I asked what the policy is on timing of epidurals, as some hospitals won't give you one if you are nearing or in the pushing stage. She gave up and suggested I take Franklin Square's course on anesthesia and pain relief. I was kind enough not to point out that I was probably already overinformed on what's out there.

At that point, we started our actual tour of the birthplace. We saw the exam room we'll go in first, where they would decide whether to admit you or send you back home to labor for a while. Then we saw a room where we'd do our active labor, birth and recovery. The rooms are nice, large rooms with a beds that breaks apart for the doctor to get to you, and has holes to install a birth bar in should the mother want to use one. The medical equipment is tucked away in cabinets behind the bed; cabinets on the other side of the room hold a TV, DVD player and CD player; there is a guest chair that converts into a bed (they provide sheets); and there is plenty of room for a bassinet.

I asked whether laboring in water was an option. She said they got rid of the labor tubs, but do allow you to labor in the shower if you'd like. The adjoining bathroom is large and they can put a chair in the shower.
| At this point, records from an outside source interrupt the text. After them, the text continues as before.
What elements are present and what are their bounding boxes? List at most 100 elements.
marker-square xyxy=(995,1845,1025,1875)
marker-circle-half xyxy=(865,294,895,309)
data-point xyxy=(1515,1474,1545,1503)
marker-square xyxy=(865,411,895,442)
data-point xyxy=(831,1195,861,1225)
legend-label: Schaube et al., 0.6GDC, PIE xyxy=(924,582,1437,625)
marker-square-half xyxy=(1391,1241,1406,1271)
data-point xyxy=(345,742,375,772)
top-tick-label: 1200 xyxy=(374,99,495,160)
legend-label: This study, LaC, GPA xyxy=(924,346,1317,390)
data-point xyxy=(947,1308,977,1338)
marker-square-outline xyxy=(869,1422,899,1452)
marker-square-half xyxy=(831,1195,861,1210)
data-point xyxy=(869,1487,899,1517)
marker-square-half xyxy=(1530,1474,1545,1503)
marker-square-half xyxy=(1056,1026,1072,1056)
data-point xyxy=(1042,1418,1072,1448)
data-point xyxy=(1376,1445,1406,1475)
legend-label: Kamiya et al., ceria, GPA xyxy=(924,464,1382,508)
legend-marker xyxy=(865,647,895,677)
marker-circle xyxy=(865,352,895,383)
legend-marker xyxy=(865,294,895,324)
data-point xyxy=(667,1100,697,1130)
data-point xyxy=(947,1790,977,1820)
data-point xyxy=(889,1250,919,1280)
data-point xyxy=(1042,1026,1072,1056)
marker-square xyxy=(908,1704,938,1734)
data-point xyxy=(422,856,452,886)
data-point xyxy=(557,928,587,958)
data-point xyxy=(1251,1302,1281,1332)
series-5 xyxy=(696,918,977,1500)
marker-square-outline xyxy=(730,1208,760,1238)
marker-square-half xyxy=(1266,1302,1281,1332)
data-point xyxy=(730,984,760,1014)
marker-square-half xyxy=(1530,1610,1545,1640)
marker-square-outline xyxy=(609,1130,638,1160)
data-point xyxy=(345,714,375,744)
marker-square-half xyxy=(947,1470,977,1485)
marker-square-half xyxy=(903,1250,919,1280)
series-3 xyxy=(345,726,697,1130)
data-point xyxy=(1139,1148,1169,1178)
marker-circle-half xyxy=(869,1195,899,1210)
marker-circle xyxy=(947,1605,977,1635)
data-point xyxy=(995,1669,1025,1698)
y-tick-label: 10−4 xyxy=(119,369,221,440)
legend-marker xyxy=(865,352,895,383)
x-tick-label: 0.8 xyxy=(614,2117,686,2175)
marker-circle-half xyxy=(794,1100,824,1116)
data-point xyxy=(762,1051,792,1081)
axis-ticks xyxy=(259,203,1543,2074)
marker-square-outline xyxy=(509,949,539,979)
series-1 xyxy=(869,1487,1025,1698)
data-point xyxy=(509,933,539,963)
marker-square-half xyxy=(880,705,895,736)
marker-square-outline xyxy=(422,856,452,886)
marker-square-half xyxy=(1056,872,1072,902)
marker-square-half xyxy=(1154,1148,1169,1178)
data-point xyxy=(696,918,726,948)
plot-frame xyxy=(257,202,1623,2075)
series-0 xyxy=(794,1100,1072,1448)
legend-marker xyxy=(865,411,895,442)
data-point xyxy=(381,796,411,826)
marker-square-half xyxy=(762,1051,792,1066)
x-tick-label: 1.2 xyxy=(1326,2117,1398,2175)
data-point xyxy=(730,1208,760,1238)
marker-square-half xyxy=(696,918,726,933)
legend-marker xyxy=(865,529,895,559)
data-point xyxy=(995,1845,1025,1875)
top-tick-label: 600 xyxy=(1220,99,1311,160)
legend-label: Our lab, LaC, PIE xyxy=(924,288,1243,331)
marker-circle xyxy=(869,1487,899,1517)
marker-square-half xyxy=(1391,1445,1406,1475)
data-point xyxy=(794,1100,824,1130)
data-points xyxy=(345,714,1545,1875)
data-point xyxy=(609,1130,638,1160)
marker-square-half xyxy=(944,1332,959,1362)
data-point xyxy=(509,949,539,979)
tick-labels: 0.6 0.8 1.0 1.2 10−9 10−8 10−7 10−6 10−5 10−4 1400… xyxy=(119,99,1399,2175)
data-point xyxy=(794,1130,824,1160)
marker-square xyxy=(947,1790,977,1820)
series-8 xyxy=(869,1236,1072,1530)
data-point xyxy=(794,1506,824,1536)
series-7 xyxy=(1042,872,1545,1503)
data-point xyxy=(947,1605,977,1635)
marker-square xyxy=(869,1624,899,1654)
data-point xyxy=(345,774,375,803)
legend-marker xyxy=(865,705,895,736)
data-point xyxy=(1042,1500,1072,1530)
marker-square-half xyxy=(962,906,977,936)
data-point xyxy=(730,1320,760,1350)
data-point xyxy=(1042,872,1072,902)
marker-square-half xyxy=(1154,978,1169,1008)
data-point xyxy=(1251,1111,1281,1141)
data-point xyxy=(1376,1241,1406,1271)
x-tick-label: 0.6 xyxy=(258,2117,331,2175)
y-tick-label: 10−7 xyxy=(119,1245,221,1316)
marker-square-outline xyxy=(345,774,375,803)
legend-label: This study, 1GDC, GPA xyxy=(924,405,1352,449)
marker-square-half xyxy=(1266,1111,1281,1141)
I asked whether they provide birth balls. She said they don't, but welcome you to bring your own.

I asked whether IVs were mandatory. She didn't know, but found out that they were. I am NOT happy with that. I don't see the need for it.

I asked about their oral intake policy, and she said that they only allow ice chips. I'm not terribly happy with that policy, either. (But no wonder they insist you get an IV!)

Based on the responses from my last two questions, I asked what the rate of vaginal births to C-sections is. She didn't know... and didn't find out. I imagine it's higher than they would like to admit. (IVs make it easier to pump you full of meds, and if they don't let you eat, they worry less about you throwing up and choking in an operating room.) At that point, I was REALLY wishing we lived closer to Mercy.

We also saw the OR where C-sections are conducted. It's obviously more functional and less...pretty. I hope I don't have to see it again.

I asked what the typical hospital stay is, and she said two days. I asked whether lactation support was available, and she said that a specialist visits each mom at least once, then as often as the mom would like. I asked how many copies of our birth plan we should bring, and she said one is sufficient as they will add it to your chart.

I don't think the other two mothers-to-be had any idea what any of my questions meant.

At the end of the tour, we were brought back to the classroom to allow for any additional questions, and to fill out a survey. Frankly, the tour was only beneficial to us to become familiar with the actual space; there wasn't much education that went along with it, and I think that's a shame for people like the other two couples, who were as far along as me and farther, and didn't seem to have done much more to prepare than register for gifts. Birth used to be something so normal and natural, and now it's become a mystery to most women. Especially for you first-time moms: educate yourselves! We need to know what to expect, and what our options are!